Across industries, commerce professionals in insurance/banking prioritize owned marketplaces the most (45%), followed by food and beverage and CPG on 43% a piece, and, of course, retail and grocery, both on 39%.
Paying your dues
New payment models are also a priority consideration. The report notes:
Today’s customers expect more options at checkout than cash or credit card. Organizations are prioritizing investments in flexibility:..The number of payment types is also growing, as 64% of companies already offer at least one mobile wallet option.

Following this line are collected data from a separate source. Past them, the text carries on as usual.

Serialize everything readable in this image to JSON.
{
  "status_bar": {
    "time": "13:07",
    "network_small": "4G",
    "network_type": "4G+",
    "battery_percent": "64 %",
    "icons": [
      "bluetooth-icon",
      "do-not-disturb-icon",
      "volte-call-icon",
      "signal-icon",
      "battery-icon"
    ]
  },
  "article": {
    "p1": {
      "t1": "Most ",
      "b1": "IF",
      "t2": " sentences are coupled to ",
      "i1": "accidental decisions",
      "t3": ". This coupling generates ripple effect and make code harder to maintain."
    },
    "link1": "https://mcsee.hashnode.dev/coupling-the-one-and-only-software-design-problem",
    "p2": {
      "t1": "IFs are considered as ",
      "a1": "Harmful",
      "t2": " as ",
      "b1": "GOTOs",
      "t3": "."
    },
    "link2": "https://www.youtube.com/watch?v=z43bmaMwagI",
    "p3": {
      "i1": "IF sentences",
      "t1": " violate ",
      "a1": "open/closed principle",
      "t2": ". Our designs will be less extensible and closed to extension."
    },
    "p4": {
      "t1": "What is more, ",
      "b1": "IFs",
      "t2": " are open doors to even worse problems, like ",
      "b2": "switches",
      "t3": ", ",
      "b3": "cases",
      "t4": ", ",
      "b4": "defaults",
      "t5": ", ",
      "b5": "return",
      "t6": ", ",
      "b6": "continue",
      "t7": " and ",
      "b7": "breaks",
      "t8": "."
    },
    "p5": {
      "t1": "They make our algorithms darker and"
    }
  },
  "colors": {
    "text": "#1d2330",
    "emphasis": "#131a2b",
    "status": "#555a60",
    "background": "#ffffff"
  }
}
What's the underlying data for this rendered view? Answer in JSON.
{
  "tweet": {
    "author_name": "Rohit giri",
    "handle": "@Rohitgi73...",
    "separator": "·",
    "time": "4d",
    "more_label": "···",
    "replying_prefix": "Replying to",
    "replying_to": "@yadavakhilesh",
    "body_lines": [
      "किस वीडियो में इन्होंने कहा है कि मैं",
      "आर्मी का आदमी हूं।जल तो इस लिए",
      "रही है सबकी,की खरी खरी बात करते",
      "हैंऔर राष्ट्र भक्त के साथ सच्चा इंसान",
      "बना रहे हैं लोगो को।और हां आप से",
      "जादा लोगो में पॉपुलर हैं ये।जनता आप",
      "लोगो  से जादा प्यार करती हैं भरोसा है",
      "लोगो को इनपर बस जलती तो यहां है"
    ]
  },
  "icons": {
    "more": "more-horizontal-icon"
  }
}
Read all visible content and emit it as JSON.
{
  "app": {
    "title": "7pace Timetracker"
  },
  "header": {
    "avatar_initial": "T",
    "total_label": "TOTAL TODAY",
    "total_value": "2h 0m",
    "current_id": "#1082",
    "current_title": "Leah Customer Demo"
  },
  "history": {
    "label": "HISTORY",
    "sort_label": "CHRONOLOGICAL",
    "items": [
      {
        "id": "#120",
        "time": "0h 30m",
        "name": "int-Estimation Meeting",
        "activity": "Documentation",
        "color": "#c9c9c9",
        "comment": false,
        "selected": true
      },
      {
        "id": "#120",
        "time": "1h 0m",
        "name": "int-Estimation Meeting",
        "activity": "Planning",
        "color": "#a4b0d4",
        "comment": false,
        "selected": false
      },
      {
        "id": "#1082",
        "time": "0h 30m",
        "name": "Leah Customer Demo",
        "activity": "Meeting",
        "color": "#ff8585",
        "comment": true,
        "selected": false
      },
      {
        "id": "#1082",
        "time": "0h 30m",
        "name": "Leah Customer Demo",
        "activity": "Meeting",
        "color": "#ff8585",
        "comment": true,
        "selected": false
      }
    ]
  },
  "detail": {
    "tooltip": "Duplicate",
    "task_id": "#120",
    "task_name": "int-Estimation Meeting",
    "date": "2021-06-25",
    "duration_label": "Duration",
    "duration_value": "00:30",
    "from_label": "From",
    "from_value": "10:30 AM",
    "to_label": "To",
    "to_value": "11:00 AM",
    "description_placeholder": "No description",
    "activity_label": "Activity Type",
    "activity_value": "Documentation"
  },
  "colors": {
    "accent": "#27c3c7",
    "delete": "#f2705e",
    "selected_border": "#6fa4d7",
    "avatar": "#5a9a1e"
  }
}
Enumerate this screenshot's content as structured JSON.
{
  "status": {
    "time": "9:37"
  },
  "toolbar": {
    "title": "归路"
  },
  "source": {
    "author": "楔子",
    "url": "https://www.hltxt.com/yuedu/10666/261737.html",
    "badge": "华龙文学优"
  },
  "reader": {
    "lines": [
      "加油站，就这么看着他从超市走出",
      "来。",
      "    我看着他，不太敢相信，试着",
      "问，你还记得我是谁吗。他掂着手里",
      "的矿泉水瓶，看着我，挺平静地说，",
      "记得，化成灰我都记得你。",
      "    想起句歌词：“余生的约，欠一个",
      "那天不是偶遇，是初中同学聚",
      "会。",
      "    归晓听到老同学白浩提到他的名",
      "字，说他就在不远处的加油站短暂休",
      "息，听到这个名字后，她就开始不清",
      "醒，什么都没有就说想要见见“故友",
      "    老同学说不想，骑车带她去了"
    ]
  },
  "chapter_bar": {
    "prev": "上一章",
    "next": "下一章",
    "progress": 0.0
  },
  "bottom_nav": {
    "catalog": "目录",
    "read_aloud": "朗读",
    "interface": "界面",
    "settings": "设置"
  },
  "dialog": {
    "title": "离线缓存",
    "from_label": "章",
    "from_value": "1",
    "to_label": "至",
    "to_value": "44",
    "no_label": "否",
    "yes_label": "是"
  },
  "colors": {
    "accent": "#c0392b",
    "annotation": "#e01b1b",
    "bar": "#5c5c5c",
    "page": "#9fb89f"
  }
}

The data around this topic is interesting. As might be expected, 74% of respondents already accept credit cards. More surprisingly, 20% don’t, but think they will in two years time, while 5% have no such plans. Paypal is the most popular mobile wallet option, with 64% of respondents offering it today and a further 28% with it on their two year horizon, followed by Apple Pay on 54% already adopted and 34% expecting to be on board within two years.
And against the backdrop of Salesforce’s NFT announcement this week, the study data finds that less than a third (30%) of organizations say they currently accept cryptocurrencies, with 46% looking to do so in two years time, while 22% aren’t looking to take it on board within that timeframe. The report states:
As crypto moves more into the mainstream, organizations are eager to get on board. Today, only 30% of organizations offer crypto as a payment option at checkout. This makes it the least likely payment option to be offered. However, that’s changing quickly. Crypto is the number one reported payment method that organizations are investing in over the next two years when compared to all other forms of payment. And Leaders are 2.5 times more likely than Laggards to be investing.
The international breakdown of where crypto is currently accepted as payment is interesting with India leading the pack (42%), followed by the Netherlands on 40% and U.A.E and Israel on 38% each. The US doesn’t feature at all in the Top 10, nor do France, Germany or the UK.
Meanwhile headless commerce is found to be gaining momentum as a means of enabling organizations to move into or adapt to new digital channels more easily, cited as a benefit by over two-thirds of respondents (69%). The decoupling of the digital front end from the back end frees up organizations to build digital experiences with more flexibility - cited by 76% of respondents - and increased agility to make changes faster (72%).
By industry, the grocery sector leads the way, with 47% of respondents therein stating they already have a headless commerce architecture in place and further 34% aiming to have one up and running within two years. Given the need for grocery organizations to update their websites on a regular basis, this is perhaps unsurprising. Next up in terms of current adoption are insurance/banking, healthcare/life sciences, automotive and telecommunications, all on 45%. CPG, retail and food and beverage organizations are among those with respondents stating they plan to implement a headless commerce architecture within two years.
As ever with these State of… studies, there’s a lot of data to take in if you drill down via the related Tableau dashboards. What emerges clearly is a growing recognition across all business sectors of the importance of taking a long hard look at your current commerce strategies and making some prioritization decisions in the near future, or risk being left behind.